高上透と昇の兄弟は、他界した母の実家・三槌家に呼び出される。そこで彼らを待っていたのは、三槌家の守り神であり、現在は封印されている狐神・空幻天狐であった。第10回電撃ゲーム小説大賞<金賞>受賞作。


なんとも捉えどころのない作品でした。日常と非日常の分離という意味では、「食卓にビールを」ほど完全に非日常=日常になってるわけでもなく、かといって両者のメリハリをはっきりつけるわけでもなく。アクションシーンとか、分かりやすく盛り上げる気があんまりないのは明白なんだけど、だからといって手を抜くわけでもなくきっちり書き込む辺りがかえって何をメインに据えたいのか分かり辛いのかもしれません。そういう味なのは分かるし、これはこれで楽しいんだけど、でも恵比寿様のあの引きを二度続けて使うのはどうかと思いました。


キャラクター同士の距離感は好きです。昇の同級生の女の子とか出てきた時はすわハーレム物かと思った、というかキャラ配置から明らかにそうなるんじゃないかと予想してたけど、少なくともこの巻ではクーもコウもそういう雰囲気は見られないし。つうか多分これ、ハーレム物にしようと思ったら弟出さないよな。

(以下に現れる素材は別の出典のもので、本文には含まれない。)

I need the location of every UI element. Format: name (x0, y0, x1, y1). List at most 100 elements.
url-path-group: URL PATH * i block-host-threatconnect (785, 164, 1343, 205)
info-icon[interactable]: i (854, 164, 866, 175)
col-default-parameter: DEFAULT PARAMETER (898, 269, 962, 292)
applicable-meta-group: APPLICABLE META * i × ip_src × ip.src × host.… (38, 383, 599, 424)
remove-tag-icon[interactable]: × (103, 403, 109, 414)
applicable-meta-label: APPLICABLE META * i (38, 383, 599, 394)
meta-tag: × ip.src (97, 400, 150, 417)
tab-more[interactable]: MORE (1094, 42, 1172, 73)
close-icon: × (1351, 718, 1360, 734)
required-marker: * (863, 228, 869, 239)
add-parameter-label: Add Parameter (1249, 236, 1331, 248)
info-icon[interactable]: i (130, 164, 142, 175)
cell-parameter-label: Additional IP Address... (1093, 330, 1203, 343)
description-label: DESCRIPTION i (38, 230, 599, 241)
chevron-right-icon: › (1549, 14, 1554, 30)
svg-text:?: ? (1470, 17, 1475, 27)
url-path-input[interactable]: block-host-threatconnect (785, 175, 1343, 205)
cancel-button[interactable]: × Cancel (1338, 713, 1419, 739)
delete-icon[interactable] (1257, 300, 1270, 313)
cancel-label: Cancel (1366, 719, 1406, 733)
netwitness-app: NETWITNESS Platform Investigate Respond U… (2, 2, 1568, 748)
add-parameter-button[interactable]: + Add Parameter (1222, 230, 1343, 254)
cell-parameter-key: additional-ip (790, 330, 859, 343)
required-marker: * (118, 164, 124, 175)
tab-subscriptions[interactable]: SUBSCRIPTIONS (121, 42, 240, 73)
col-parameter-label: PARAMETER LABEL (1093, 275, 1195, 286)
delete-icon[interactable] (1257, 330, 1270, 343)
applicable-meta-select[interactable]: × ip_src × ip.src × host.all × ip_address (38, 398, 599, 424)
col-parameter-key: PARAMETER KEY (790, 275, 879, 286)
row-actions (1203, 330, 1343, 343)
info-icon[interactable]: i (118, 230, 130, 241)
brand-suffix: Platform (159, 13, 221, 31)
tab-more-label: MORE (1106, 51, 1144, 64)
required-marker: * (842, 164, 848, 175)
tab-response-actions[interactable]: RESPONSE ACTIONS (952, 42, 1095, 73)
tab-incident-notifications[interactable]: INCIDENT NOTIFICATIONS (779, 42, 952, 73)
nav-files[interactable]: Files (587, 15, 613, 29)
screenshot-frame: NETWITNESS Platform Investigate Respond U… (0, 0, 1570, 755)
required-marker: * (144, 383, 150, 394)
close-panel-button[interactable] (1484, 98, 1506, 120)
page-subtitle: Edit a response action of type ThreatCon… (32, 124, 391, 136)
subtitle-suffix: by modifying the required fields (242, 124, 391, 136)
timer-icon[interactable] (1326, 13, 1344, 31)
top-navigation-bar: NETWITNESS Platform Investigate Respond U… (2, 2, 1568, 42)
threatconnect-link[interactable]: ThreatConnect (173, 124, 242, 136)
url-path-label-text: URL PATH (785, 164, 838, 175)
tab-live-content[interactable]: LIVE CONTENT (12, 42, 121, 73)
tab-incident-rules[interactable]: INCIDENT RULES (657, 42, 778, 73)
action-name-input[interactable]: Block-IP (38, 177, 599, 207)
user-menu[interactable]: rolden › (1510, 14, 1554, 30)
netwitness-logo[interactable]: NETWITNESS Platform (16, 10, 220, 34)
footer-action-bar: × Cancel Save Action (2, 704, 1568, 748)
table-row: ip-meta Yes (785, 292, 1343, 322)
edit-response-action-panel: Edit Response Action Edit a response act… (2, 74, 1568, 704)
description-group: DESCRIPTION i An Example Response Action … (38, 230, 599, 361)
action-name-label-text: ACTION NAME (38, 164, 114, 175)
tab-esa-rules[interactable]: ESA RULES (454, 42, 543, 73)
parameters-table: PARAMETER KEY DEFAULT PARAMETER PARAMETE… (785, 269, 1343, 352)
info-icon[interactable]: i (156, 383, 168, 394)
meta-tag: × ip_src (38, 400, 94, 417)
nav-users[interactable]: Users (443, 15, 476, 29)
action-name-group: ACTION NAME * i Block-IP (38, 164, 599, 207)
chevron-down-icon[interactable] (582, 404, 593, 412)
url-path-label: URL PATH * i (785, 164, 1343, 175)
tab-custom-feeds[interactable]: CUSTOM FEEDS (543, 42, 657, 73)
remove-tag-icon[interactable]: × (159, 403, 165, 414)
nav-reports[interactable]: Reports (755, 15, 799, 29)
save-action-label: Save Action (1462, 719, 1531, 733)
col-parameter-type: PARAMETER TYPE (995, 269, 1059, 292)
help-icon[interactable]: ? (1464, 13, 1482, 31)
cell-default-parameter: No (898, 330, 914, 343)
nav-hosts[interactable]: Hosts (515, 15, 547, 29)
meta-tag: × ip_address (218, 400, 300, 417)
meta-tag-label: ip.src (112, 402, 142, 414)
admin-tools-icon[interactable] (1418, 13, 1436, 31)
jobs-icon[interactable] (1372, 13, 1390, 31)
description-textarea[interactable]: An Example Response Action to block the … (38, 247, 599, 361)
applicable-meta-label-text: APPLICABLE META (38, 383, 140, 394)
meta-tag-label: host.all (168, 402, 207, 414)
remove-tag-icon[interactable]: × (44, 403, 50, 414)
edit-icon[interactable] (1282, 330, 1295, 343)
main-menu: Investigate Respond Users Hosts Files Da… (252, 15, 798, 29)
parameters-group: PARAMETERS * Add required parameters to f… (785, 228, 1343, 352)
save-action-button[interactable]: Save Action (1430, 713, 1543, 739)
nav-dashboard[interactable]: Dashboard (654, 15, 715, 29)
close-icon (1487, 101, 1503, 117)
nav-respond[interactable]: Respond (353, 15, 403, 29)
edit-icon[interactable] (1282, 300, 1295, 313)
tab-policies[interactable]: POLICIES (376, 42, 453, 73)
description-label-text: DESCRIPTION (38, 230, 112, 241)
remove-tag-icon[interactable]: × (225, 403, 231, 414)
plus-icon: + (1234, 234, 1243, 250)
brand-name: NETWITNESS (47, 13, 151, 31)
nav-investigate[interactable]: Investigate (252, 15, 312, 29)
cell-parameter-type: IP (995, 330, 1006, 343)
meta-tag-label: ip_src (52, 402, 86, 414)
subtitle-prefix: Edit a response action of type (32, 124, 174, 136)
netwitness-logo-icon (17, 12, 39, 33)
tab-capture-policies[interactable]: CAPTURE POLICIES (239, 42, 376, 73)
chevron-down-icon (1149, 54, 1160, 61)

大体、押しかけハーレム物の主人公って一人っ子だし。どうかあんまりそういう方面に行きませんように。


なんとなく連想したのは「吉永さん家のガーゴイル」。タイトルからして「我が家の」⇒「吉永さん家の」、「お稲荷様」⇒「ガーゴイル」ですね。いや、これは冗談半分ですけど。


あと、キャラの言動に対して作者が地の文で突っ込むのが、なんとなく川崎康宏っぽかったかも。